Multivariate statistical analysis adjusted for stable partnership, body mass index, and age determined that men with HIV had a doubled risk of an AMS score at or above 37 (odds ratio [OR] 2.2, 95% confidence interval [CI] 1.4 to 3.4, P < 0.001) compared with the control group. Men with diabetes also had almost a doubled risk of an AMS score at or above 37 compared with controls (OR 1.9, 95% CI 1.2 to 3.0, P < 0.01). Men without a stable partnership had a 70% higher risk of an AMS score at or above 37 (OR 1.7, 95% CI 1.2 to 2.6, P < 0.01). Body mass index and age 60 to 69 or 70 to 79 (versus 50 to 59) did not affect risk of complaints in this analysis.

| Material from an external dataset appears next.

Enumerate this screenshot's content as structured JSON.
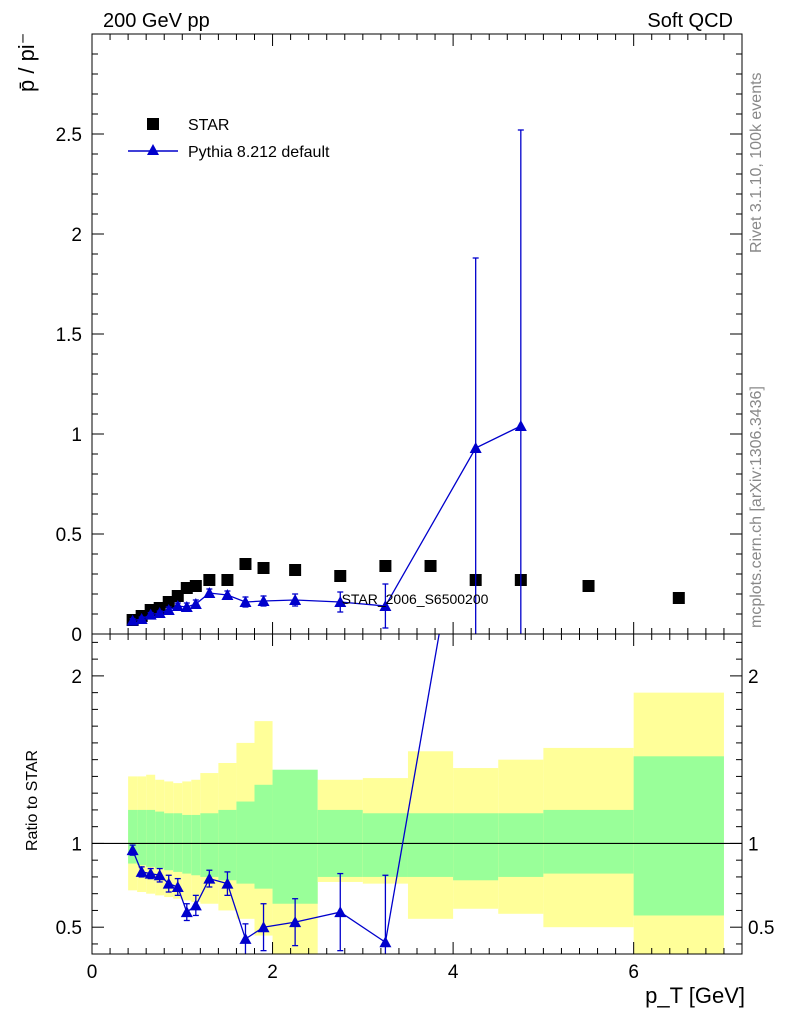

Median AMS-S score measured 11 in men with HIV, 10 in men with diabetes, and 9 in controls (P < 0.001). An AMS-S score of 11 or higher, indicating severe sexual dysfunction, was reported by 52% of men with HIV, 48% of men with diabetes, and 33% of the control group (P = 0.001). Multivariate analysis that factored in stable partnership, body mass index, and age identified HIV infection (but not diabetes) as an independent risk factor for severe sexual dysfunction by the AMS-S score (OR 2.1, 95% CI 1.4 to 3.3, P = 0.001). Men over 70 had more than a 4 times higher risk of an AMS-S score of 11 or higher (OR 4.5, 95% CI 2.4 to .82, P < 0.001). No other variables independently predicted a high AMS-S score in this analysis.
Notably, the investigators did not attempt to match the three groups by sexual preference. London clinician Mike Youle observed that, at least in his experience, gay men tend to have a different view of good sexual function than straight men. If that is true for this population, the HIV group could have a reporting bias for sexual dysfunction.
1. Mueck B, Koegl C, Wolf E, et al. Sexual dysfunction in an aging HIV positive population compared to HIV negative control groups. Results from the German 50/2010 cohort study. First International Workshop on HIV and Aging. October 4-5, 2010. Baltimore. Abstract O_10.